On October 30, 1978, Defendant entered a plea of not guilty. Following a hearing by the trial judge on a charge of jury tampering by the defendant, the defendant's first trial ended in a mistrial. The defendant then moved for a change of judge, alleging the existence of new evidence of bias and prejudice by the trial judge, although not specifically disclosing what this bias was or how it had been discovered, as required by Ind.R.Crim.P. 12. Following a hearing, the trial judge denied the motion.

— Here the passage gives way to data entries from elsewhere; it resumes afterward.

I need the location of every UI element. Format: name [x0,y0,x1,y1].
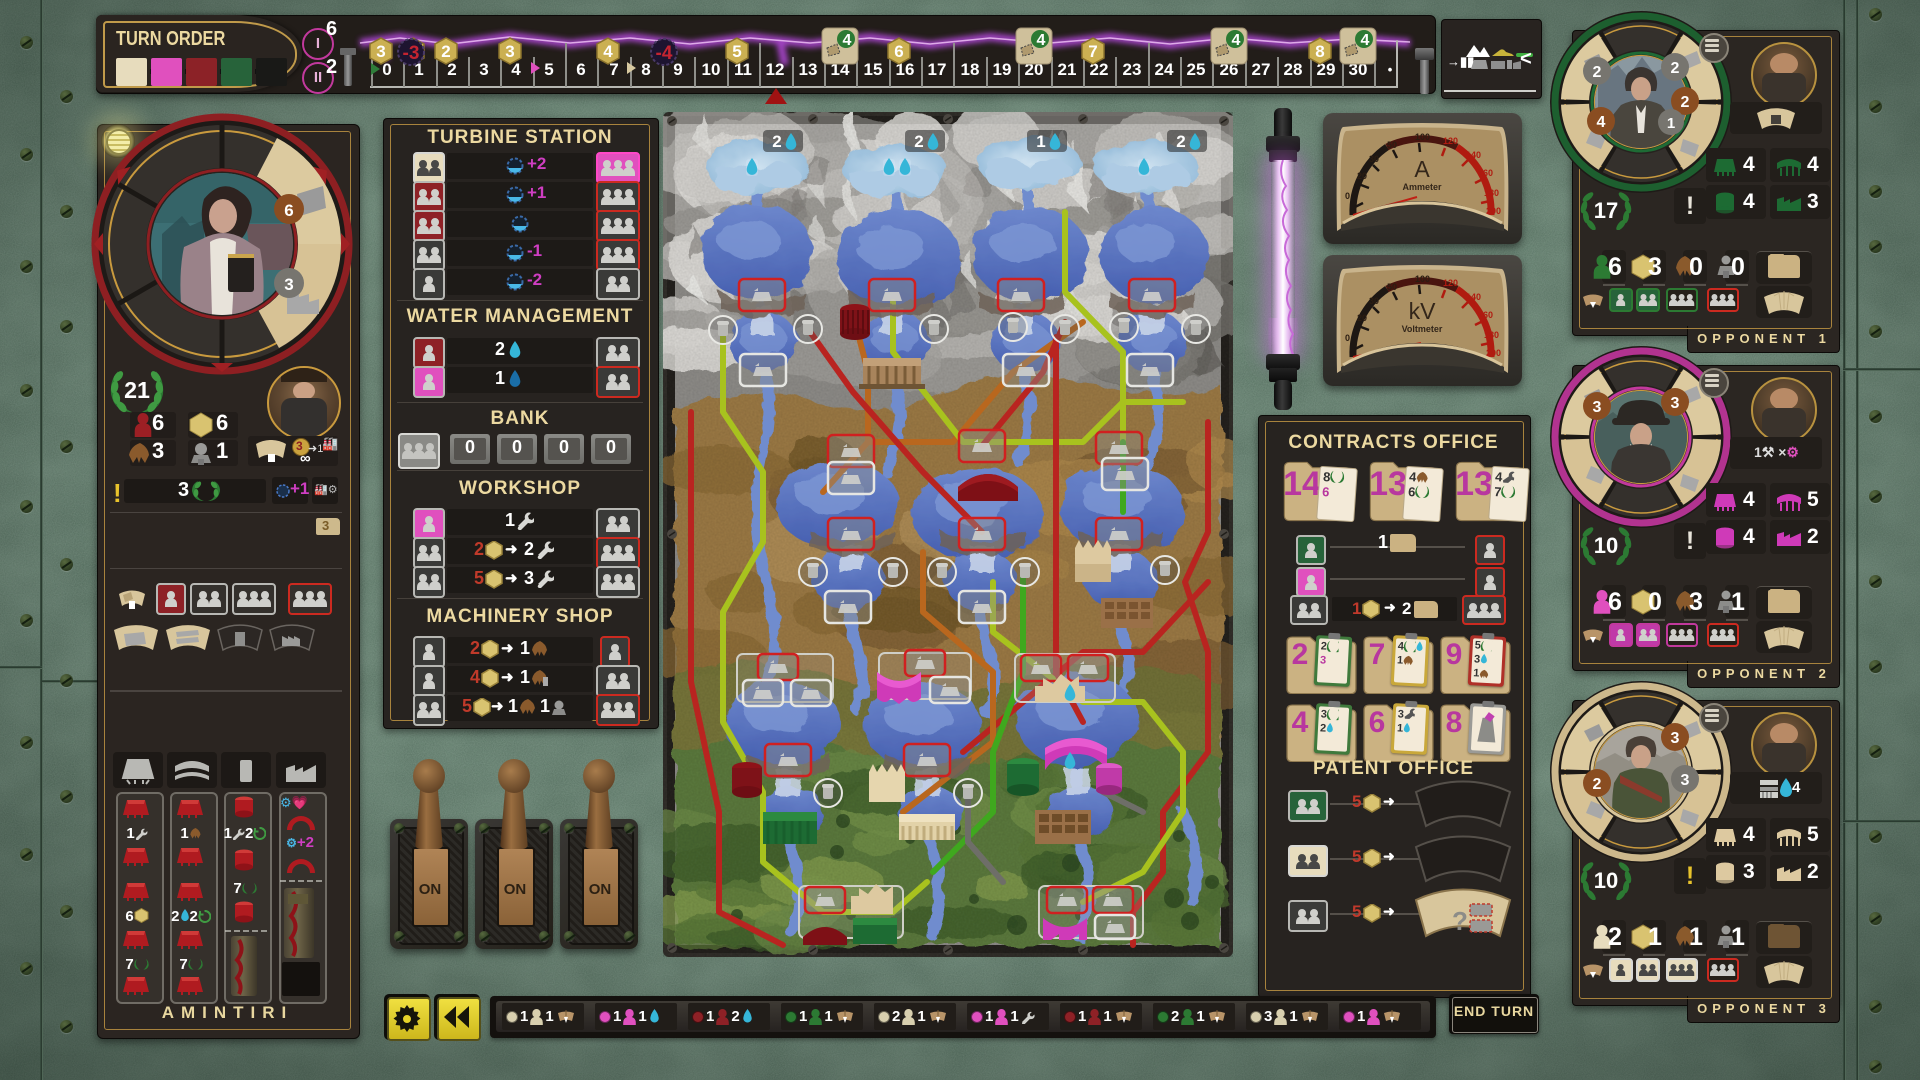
svg-text:2: 2 [441,42,450,61]
svg-text:4: 4 [1037,32,1046,49]
svg-text:140: 140 [1466,292,1481,302]
svg-text:21: 21 [124,377,150,403]
svg-text:100: 100 [1415,132,1430,142]
svg-text:2: 2 [1681,94,1690,111]
svg-text:3: 3 [1681,772,1690,789]
svg-text:3: 3 [505,42,514,61]
svg-text:Voltmeter: Voltmeter [1402,324,1443,334]
svg-text:kV: kV [1409,298,1437,324]
svg-text:6: 6 [894,42,903,61]
svg-text:100: 100 [1415,274,1430,284]
svg-text:-4: -4 [656,43,673,64]
svg-text:50: 50 [1387,282,1397,292]
svg-text:180: 180 [1484,188,1499,198]
svg-text:20: 20 [1357,171,1367,181]
svg-text:5: 5 [732,42,741,61]
svg-text:2: 2 [1176,132,1185,151]
svg-text:7: 7 [1088,42,1097,61]
svg-text:1: 1 [1036,132,1045,151]
svg-text:3: 3 [1671,395,1680,412]
svg-text:3: 3 [1671,730,1680,747]
svg-text:10: 10 [1594,533,1618,558]
svg-text:3: 3 [1593,399,1602,416]
svg-text:Ammeter: Ammeter [1402,182,1442,192]
svg-text:-3: -3 [403,43,420,64]
svg-text:20: 20 [1357,313,1367,323]
svg-text:4: 4 [843,32,852,49]
svg-text:160: 160 [1478,168,1493,178]
svg-text:120: 120 [1443,278,1458,288]
svg-text:160: 160 [1478,310,1493,320]
svg-text:4: 4 [1232,32,1241,49]
svg-text:2: 2 [772,132,781,151]
svg-text:2: 2 [1671,60,1680,77]
svg-text:4: 4 [1361,32,1370,49]
svg-text:4: 4 [1597,114,1606,131]
svg-text:1: 1 [1667,115,1675,132]
svg-text:4: 4 [603,42,613,61]
svg-text:3: 3 [376,42,385,61]
svg-text:180: 180 [1484,330,1499,340]
svg-text:17: 17 [1594,198,1618,223]
svg-text:30: 30 [1369,154,1379,164]
svg-text:6: 6 [284,201,293,220]
svg-text:120: 120 [1443,136,1458,146]
svg-text:50: 50 [1387,140,1397,150]
svg-text:30: 30 [1369,296,1379,306]
svg-text:2: 2 [1593,776,1602,793]
svg-text:0: 0 [1345,191,1350,201]
svg-text:2: 2 [914,132,923,151]
svg-text:?: ? [1452,906,1468,936]
svg-text:3: 3 [284,275,293,294]
svg-text:10: 10 [1594,868,1618,893]
svg-text:140: 140 [1466,150,1481,160]
svg-text:0: 0 [1345,333,1350,343]
svg-text:8: 8 [1315,42,1324,61]
svg-text:A: A [1414,156,1430,182]
svg-text:2: 2 [1593,64,1602,81]
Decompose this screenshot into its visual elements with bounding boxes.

Ind.R.Crim.P. 12 provides that the defendant may move for a change of judge whenever bias or prejudice is discovered. Defendant contends that the trial judge was biased by his awareness of the jury tampering charge against the defendant and by his having conducted a hearing upon the matter. We do not agree. The defendant must show a clear abuse of discretion by the trial court in order for the ruling on the motion to be set aside. Cade v. State, (1976) 264 Ind. 569, 577, 348 N.E.2d 394, 398, McChristian v. State, (1979) Ind., 396 N.E.2d 356. We credit judges with the ability to remain objective notwithstanding their having been exposed to information that might tend to prejudice lay people. Nothing has been presented that suggests that the trial judge was biased or prejudiced against the defendant by reason of his knowledge of facts surrounding the previous mistrial. The defendant has, therefore, failed to show any abuse of discretion.

We find no reversible error. The judgment of the trial court is affirmed.

GIVAN, C.J., and DeBRULER, HUNTER and PIVARNIK, JJ., concur.